In deze strafzaak, behandeld door de Rechtbank Midden-Nederland, is de verdachte beschuldigd van het in bezit hebben van een hoeveelheid hennep in strijd met de Opiumwet. De zaak werd behandeld in een openbare terechtzitting op 19 december 2014, waarbij de verdachte werd bijgestaan door zijn advocaat, mr. W.R. Jonk. De officier van justitie, mr. N.T.R.M. Franken, vorderde een geldboete van €100 voor de verdachte. De rechtbank heeft vastgesteld dat de dagvaarding geldig was en dat zij bevoegd was om de zaak te behandelen. De verdachte werd beschuldigd van het aanwezig hebben van 3,16 gram hennep op 27 mei 2013 in zijn woning.
Tijdens het onderzoek ter terechtzitting werd vastgesteld dat de politie op de genoemde datum een hennepkwekerij in de woning van de verdachte had aangetroffen.
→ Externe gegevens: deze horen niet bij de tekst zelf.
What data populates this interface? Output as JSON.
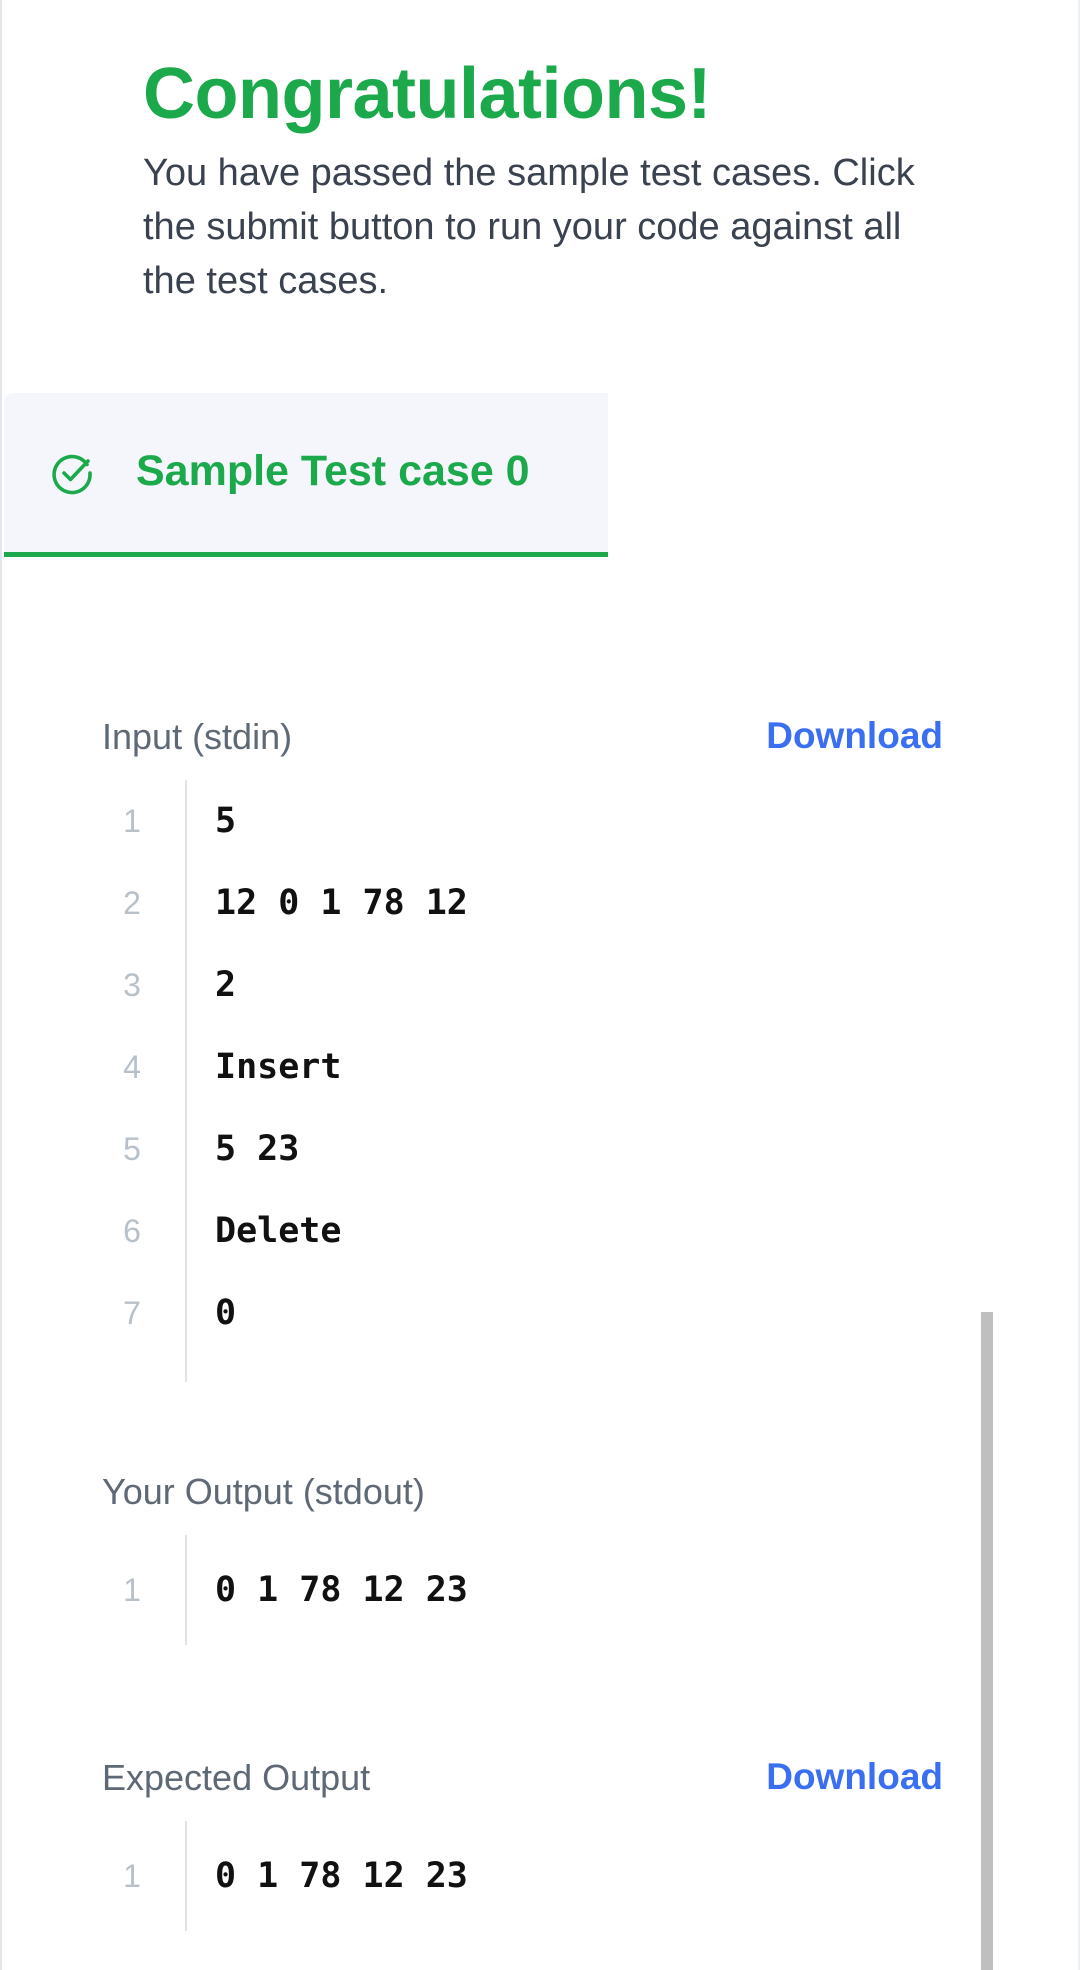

De rechtbank heeft de bewijsmiddelen in onderling verband en samenhang bezien en kwam tot de conclusie dat de verdachte wettig en overtuigend schuldig was aan het ten laste gelegde feit. De rechtbank oordeelde dat de verdachte niet kon worden vrijgesproken, aangezien er voldoende bewijs was dat de in beslag genomen plantendelen hennep waren.
De rechtbank heeft de verdachte veroordeeld tot een geldboete van €100, met de mogelijkheid van 2 dagen hechtenis bij gebreke van betaling. De beslissing is gebaseerd op de artikelen van het Wetboek van Strafrecht en de Opiumwet. De rechtbank heeft ook rekening gehouden met de persoonlijke omstandigheden van de verdachte, waaronder zijn justitiële documentatie, waaruit bleek dat hij eerder was veroordeeld, maar niet voor soortgelijke feiten. Het vonnis werd uitgesproken op 31 december 2014 door de meervoudige kamer van de rechtbank.